Key facts
- Cake Box reported a 9.3% rise in organic turnover to £45.9m for the year ending March.
- The company's sales were boosted by the popularity of 'ultrasound cakes' and the acquisition of Ambala.
- Pre-tax profit increased by 16.5% to £6.9m.
- Cake Box plans to open up to 35 new stores in the coming year.
- The company's shares rose 2.5% to 195p.
Cake Box, a prominent UK bakery chain, has reported a significant surge in sales, driven by the popularity of novel 'ultrasound cakes' and the successful acquisition of Ambala. The company's organic turnover increased by 9.3% to £45.9 million for the year ending March.
Chief Executive Sukh Chamdal highlighted 'ultrasound cakes,' where parents celebrate discovering their baby's sex, as a key trend, following the popularity of gender reveal cakes. The 'Dubai chocolate cake' has also been a strong performer. The acquisition of Ambala, a London-based sweet treats seller, contributed significantly to total group sales, pushing them to just under £60 million, a rise of two-fifths.

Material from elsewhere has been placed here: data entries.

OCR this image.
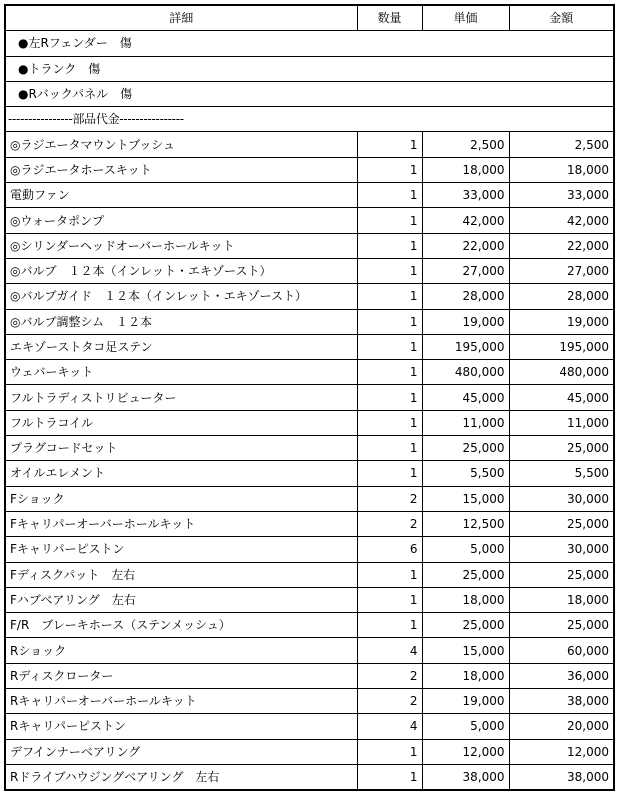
詳細	数量	単価	金額
●左Rフェンダー　傷			
●トランク　傷			
●Rバックパネル　傷			
----------------部品代金----------------			
◎ラジエータマウントブッシュ	1	2,500	2,500
◎ラジエータホースキット	1	18,000	18,000
電動ファン	1	33,000	33,000
◎ウォータポンプ	1	42,000	42,000
◎シリンダーヘッドオーバーホールキット	1	22,000	22,000
◎バルブ　１２本（インレット・エキゾースト）	1	27,000	27,000
◎バルブガイド　１２本（インレット・エキゾースト）	1	28,000	28,000
◎バルブ調整シム　１２本	1	19,000	19,000
エキゾーストタコ足ステン	1	195,000	195,000
ウェバーキット	1	480,000	480,000
フルトラディストリビューター	1	45,000	45,000
フルトラコイル	1	11,000	11,000
プラグコードセット	1	25,000	25,000
オイルエレメント	1	5,500	5,500
Fショック	2	15,000	30,000
Fキャリパーオーバーホールキット	2	12,500	25,000
Fキャリパーピストン	6	5,000	30,000
Fディスクパット　左右	1	25,000	25,000
Fハブベアリング　左右	1	18,000	18,000
F/R　ブレーキホース（ステンメッシュ）	1	25,000	25,000
Rショック	4	15,000	60,000
Rディスクローター	2	18,000	36,000
Rキャリパーオーバーホールキット	2	19,000	38,000
Rキャリパーピストン	4	5,000	20,000
デフインナーベアリング	1	12,000	12,000
Rドライブハウジングベアリング　左右	1	38,000	38,000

Financially, Cake Box saw its pre-tax profit climb by 16.5% to £6.9 million. The company also raised its final dividend by 5.9% to 7.2p. Looking ahead, Cake Box expanded its footprint by opening 25 new stores and 12 new Ambala stores during the year, with plans to launch as many as 35 new sites in the upcoming year. The company is also exploring the potential of combined Cake Box-Ambala store formats.
Chamdal expressed confidence in the company's ability to navigate economic pressures, noting that consumers tend to maintain spending on special occasions even during recessions. In response to the news, Cake Box shares saw a 2.5% increase, reaching 195p.